I agree with you that autorelease is clean and often very useful. However, I still think that we need to be careful to use it because autorelease makes allocated memory stay longer than necessary on the iPhone/iPad which has strict memory constraints.
(from Apple - autorelease instead of release to an object extends the lifetime of that object at least until the pool itself is released)

Jeff said...

Properties are an annoyingly easy way for Objective C newbies to shoot themselves in the foot in a variety of different ways.

Also watch out for extensive use of autorelease. We found that iPhone OS 2.X devices used a really shoddy algo for when its autorelease allocations were freed. It got better in iPhone OS 3.x, but it's still not magic; for example, you should do explicit allocations & deallocations in tight loops.

Early versions of BlackBerry OS had the same problem. Pre-4.5 OSes had a horrid garbage collector. If you asked how much free memory the device had, it would very frequently tell you 0 KB, and then moments later the OS would purge 3 MB of garbage. So here your code thinks the device has no free memory, yet it really has 3MB.

I miss C and C++, and manually keeping track of your allocs and deallocs without any wizardry.

Pete Hodgson said...

Thanks for the comments Jeff and Hyeeun.

I wonder if creating explicit short-lived autorelease pools would be one option to allow the use of autorelease in a more deterministic way.

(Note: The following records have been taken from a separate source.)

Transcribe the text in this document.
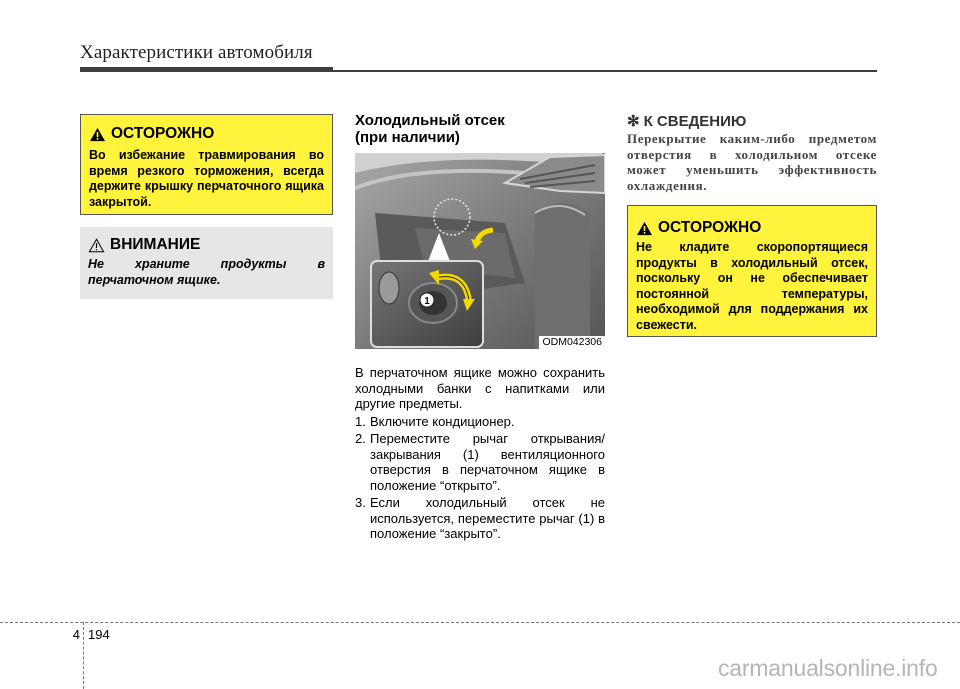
Характеристики автомобиля
ОСТОРОЖНО
Во избежание травмирования во время резкого торможения, всегда держите крышку перчаточного ящика закрытой.
ВНИМАНИЕ
Не храните продукты в перчаточном ящике.
Холодильный отсек
(при наличии)
1
ODM042306

В перчаточном ящике можно сохранить холодными банки с напитками или другие предметы.

1. Включите кондиционер.
2. Переместите рычаг открывания/закрывания (1) вентиляционного отверстия в перчаточном ящике в положение “открыто”.
3. Если холодильный отсек не используется, переместите рычаг (1) в положение “закрыто”.
✻ К СВЕДЕНИЮ
Перекрытие каким-либо предметом отверстия в холодильном отсеке может уменьшить эффективность охлаждения.
ОСТОРОЖНО
Не кладите скоропортящиеся продукты в холодильный отсек, поскольку он не обеспечивает постоянной температуры, необходимой для поддержания их свежести.
4 194
carmanualsonline.info
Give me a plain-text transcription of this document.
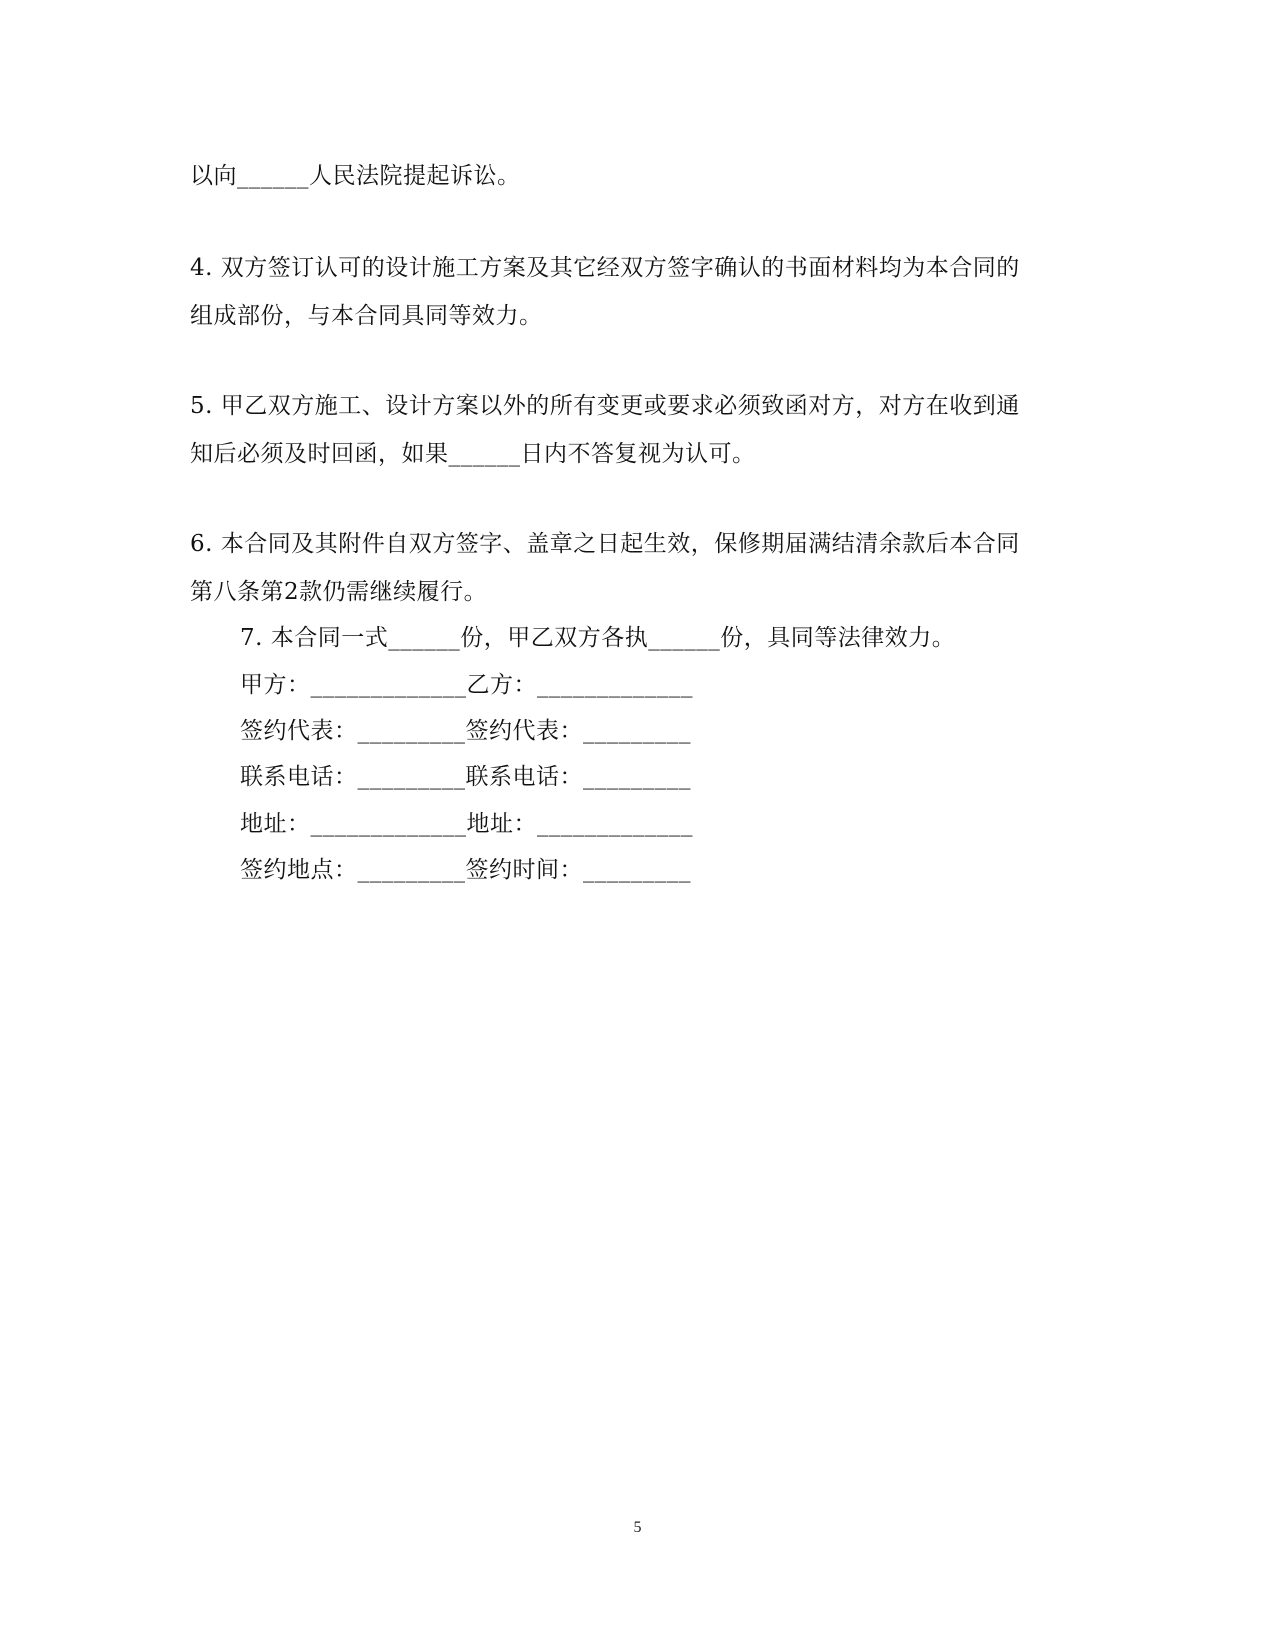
以向______人民法院提起诉讼。
4. 双方签订认可的设计施工方案及其它经双方签字确认的书面材料均为本合同的
组成部份，与本合同具同等效力。
5. 甲乙双方施工、设计方案以外的所有变更或要求必须致函对方，对方在收到通
知后必须及时回函，如果______日内不答复视为认可。
6. 本合同及其附件自双方签字、盖章之日起生效，保修期届满结清余款后本合同
第八条第2款仍需继续履行。
7. 本合同一式______份，甲乙双方各执______份，具同等法律效力。
甲方：_____________乙方：_____________
签约代表：_________签约代表：_________
联系电话：_________联系电话：_________
地址：_____________地址：_____________
签约地点：_________签约时间：_________
5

That would introduce even more overhead of course. I'd be interested to find out how much though.

Asif Noor said...

Nice work...The examples chosen were short and well explainatory...
Asif Noor

Anonymous said...

There seem to be diverging opinions about how to handle initialization of ivars in init methods, however your points about memory management are well taken.

Per Apple Memory Management Programming Guide: "The only places you shouldn’t use accessor methods to set an instance variable are in init methods and dealloc. To initialize a counter object with a number object representing zero, you might implement an init method as follows: - init {

self = [super init];

if (self) {

count = [[NSNumber alloc] initWithInteger:0];

}

return self;

}
"
Your "Update" post gives the only example that conforms to the Apple convention, though you remark that you don't like the approach, citing a lack of symmetry and the encouragement of other memory management errors.

My comment is not a criticism or correction, but simply to draw attention to the Apple convention. Thanks for your post and explanations.

Symphist said...

Hi, Obj-C noob with a C++ background here.

There is something that is not clear to me. In your first paragraph, you say that feathers was never released. That's simply because we didn't call dealloc on it right? The second version of that code didn't help me understand.

Thanks for your marvelous tutorial!

Unknown said...

@Symphist, feathers is never released because its reference count is never reduced down to 0, thus the memory system will never call dealloc.

However, you should NEVER explicitly call dealloc on an object yourself (aside from the [super dealloc] call inside a dealloc implementation). You must manage memory using retain, release, autorelease and friends.

Anonymous said...

Thank you so much for this clear explanation. I started as a designer and am facing memory management for the first time. This is a life saver.